![]() |
| Manisya Alfani. |
Oleh: Manisya Alfani (Mahasiswa Pendidikan Jasmani Kesehatan dan Rekreasi USK)
Dunia berubah dengan kecepatan yang memusingkan. Jika dahulu guru adalah ‘gerbang ilmu’ utama, kini, di ujung jari setiap siswa terbentang samudra informasi tak bertepi yang disebut internet. Dalam gelombang transformasi digital ini, muncul pertanyaan mendesak: masih relevankah peran guru?
Jawabannya tidak hanya relevan, tetapi justru menjadi lebih krusial daripada sebelumnya. Namun, peran itu harus bertransformasi. Guru tidak lagi bisa sekadar menjadi source of knowledge atau sumber pengetahuan tunggal, karena Google dan YouTube telah mengambil alih fungsi itu. Tantangan siswa kini bukan lagi pada kekurangan informasi, tetapi pada kelebihan informasi. Di sinilah peran guru bergeser dari pengajar menjadi navigator.
Sebagai navigator, guru memiliki tanggung jawab besar. Pertama, mengajarkan literasi digital. Bukan sekadar bisa mengoperasikan gawai, tetapi kemampuan untuk menyaring, menganalisis, dan memverifikasi informasi.

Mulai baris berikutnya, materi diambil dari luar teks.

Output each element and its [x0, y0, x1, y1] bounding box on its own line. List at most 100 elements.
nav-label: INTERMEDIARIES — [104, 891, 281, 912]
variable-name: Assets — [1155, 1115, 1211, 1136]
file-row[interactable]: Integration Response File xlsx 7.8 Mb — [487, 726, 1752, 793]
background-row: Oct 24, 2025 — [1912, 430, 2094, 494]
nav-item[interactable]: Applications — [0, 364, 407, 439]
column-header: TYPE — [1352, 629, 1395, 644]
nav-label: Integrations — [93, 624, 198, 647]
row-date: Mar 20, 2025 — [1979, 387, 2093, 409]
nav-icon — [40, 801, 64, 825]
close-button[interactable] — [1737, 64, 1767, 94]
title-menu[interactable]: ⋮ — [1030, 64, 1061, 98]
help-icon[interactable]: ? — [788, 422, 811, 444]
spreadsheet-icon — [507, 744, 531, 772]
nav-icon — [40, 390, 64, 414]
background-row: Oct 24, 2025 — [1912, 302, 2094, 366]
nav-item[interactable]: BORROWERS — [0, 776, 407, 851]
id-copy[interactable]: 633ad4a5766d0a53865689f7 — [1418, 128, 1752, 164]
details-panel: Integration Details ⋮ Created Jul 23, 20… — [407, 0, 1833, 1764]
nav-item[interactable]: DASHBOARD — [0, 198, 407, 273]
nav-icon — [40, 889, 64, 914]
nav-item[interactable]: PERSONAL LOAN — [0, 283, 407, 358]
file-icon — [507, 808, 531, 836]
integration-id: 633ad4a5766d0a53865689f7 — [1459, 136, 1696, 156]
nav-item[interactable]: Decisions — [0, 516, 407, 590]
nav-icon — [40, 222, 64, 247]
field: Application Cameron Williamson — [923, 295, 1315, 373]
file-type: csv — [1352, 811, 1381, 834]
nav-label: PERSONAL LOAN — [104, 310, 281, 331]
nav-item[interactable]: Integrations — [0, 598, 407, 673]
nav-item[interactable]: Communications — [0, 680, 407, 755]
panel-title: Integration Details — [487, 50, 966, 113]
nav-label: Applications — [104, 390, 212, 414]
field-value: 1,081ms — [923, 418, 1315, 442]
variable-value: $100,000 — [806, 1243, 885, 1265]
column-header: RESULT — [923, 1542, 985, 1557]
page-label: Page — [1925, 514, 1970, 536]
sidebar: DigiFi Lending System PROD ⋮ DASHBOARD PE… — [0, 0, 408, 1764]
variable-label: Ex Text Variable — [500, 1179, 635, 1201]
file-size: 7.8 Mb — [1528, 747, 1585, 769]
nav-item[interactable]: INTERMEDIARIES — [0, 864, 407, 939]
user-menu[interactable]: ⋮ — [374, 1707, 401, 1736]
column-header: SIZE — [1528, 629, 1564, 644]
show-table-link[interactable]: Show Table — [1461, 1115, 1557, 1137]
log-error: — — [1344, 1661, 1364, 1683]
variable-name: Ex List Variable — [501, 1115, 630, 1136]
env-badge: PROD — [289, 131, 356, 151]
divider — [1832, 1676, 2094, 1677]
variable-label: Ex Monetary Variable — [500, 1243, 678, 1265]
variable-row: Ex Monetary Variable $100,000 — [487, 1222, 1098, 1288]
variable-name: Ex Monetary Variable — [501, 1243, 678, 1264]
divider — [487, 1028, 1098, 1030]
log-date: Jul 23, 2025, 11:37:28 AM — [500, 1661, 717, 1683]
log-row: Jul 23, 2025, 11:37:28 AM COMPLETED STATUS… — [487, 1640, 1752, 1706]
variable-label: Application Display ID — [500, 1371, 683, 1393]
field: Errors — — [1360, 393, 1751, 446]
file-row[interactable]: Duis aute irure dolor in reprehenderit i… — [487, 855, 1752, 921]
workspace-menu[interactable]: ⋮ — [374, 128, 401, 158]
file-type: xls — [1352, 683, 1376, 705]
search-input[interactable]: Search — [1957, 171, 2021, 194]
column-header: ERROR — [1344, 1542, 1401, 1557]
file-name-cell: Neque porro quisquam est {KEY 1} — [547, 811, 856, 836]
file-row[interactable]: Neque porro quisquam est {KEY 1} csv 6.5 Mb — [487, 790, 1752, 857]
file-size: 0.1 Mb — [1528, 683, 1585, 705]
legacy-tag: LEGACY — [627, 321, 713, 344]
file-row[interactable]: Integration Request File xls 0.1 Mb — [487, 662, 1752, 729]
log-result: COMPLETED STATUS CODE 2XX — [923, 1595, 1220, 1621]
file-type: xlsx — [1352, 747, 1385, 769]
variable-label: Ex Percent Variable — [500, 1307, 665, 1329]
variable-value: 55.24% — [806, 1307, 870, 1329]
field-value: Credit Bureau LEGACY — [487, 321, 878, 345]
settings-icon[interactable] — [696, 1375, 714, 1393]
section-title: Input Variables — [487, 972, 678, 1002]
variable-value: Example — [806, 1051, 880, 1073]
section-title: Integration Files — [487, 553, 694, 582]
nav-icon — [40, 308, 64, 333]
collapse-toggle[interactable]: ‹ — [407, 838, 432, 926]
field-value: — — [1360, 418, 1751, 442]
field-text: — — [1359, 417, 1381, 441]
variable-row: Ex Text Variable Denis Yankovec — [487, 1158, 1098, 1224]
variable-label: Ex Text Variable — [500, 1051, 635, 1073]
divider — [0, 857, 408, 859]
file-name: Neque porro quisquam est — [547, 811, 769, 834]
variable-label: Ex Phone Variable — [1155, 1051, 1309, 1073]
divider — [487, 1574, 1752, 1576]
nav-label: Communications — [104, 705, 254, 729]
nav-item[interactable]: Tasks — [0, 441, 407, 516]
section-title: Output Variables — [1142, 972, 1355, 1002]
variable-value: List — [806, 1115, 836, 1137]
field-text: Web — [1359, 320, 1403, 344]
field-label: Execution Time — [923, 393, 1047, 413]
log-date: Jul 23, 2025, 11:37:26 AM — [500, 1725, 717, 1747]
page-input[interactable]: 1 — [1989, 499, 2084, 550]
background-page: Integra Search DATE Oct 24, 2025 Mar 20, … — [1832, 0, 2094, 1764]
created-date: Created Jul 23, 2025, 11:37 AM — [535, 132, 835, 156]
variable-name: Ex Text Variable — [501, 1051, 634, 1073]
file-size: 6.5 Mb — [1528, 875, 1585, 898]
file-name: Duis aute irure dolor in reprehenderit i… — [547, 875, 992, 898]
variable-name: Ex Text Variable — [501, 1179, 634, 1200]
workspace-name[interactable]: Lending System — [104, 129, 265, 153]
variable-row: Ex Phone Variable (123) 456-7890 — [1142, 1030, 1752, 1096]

Di tengah banjir hoaks dan misinformasi, guru harus membekali siswa dengan ‘daya tahan kritis’ untuk membedakan fakta dari opini, kebenaran dari tipu daya. Guru adalah benteng pertama dalam membentuk generasi yang tidak mudah termakan oleh ujaran kebencian dan propaganda.
Kedua, guru menjadi fasilitator dan motivator. Dengan segudang tutorial online tersedia, nilai lebih seorang guru terletak pada kemampuannya untuk membangkitkan rasa ingin tahu, mendorong kolaborasi, dan memberikan konteks humanis pada informasi yang dingin. Mesin bisa memberikan data, tetapi hanya guru yang bisa memberikan inspirasi, empati, dan memahami ‘warna’ belajar setiap murid. Interaksi manusiawi di kelas tetaplah sesuatu yang tidak dapat digantikan oleh kecerdasan buatan sekalipun.
Ketiga, guru adalah penjaga karakter dan nilai. Pendidikan bukan hanya tentang menghasilkan individu yang pintar, tetapi juga yang berakhlak mulia. Di ruang digital yang seringkali abai terhadap etika, guru berperan menanamkan nilai-nilai integritas, empati, dan tanggung jawab dalam berkomunikasi dan berjejaring. Mereka mengingatkan bahwa di balik setiap akun media sosial, ada manusia dengan perasaan yang harus dihormati.
Namun, untuk bisa menjalankan peran barunya ini, guru tidak boleh dibiarkan berjuang sendirian. Pemerintah dan institusi pendidikan harus mengambil peran. Pelatihan guru yang berkelanjutan, akses terhadap infrastruktur digital yang merata, dan pengurangan beban administratif yang membelenggu kreativitas adalah hal mutlak. Guru perlu ‘di-upgrade’ agar mampu membimbing anak didiknya menghadapi masa depan.
Pada akhirnya, di tengah gemerlap teknologi, esensi pendidikan tetaplah sama: memanusiakan manusia. Guru, dengan peran barunya sebagai navigator, fasilitator, dan penjaga nilai, adalah jangkar yang menjaga agar kapal generasi muda tidak tersesat di samudra digital. Mereka bukan lagi satu-satunya sumber ilmu, tetapi pemandu yang paling kita percayai untuk membawa anak-anak kita menjadi warga dunia yang cerdas, kritis, dan berintegritas. Mari kita dukung para guru kita, karena masa depan bangsa ini sedang mereka pahat di dalam kelas-kelas mereka, baik yang nyata maupun yang virtual.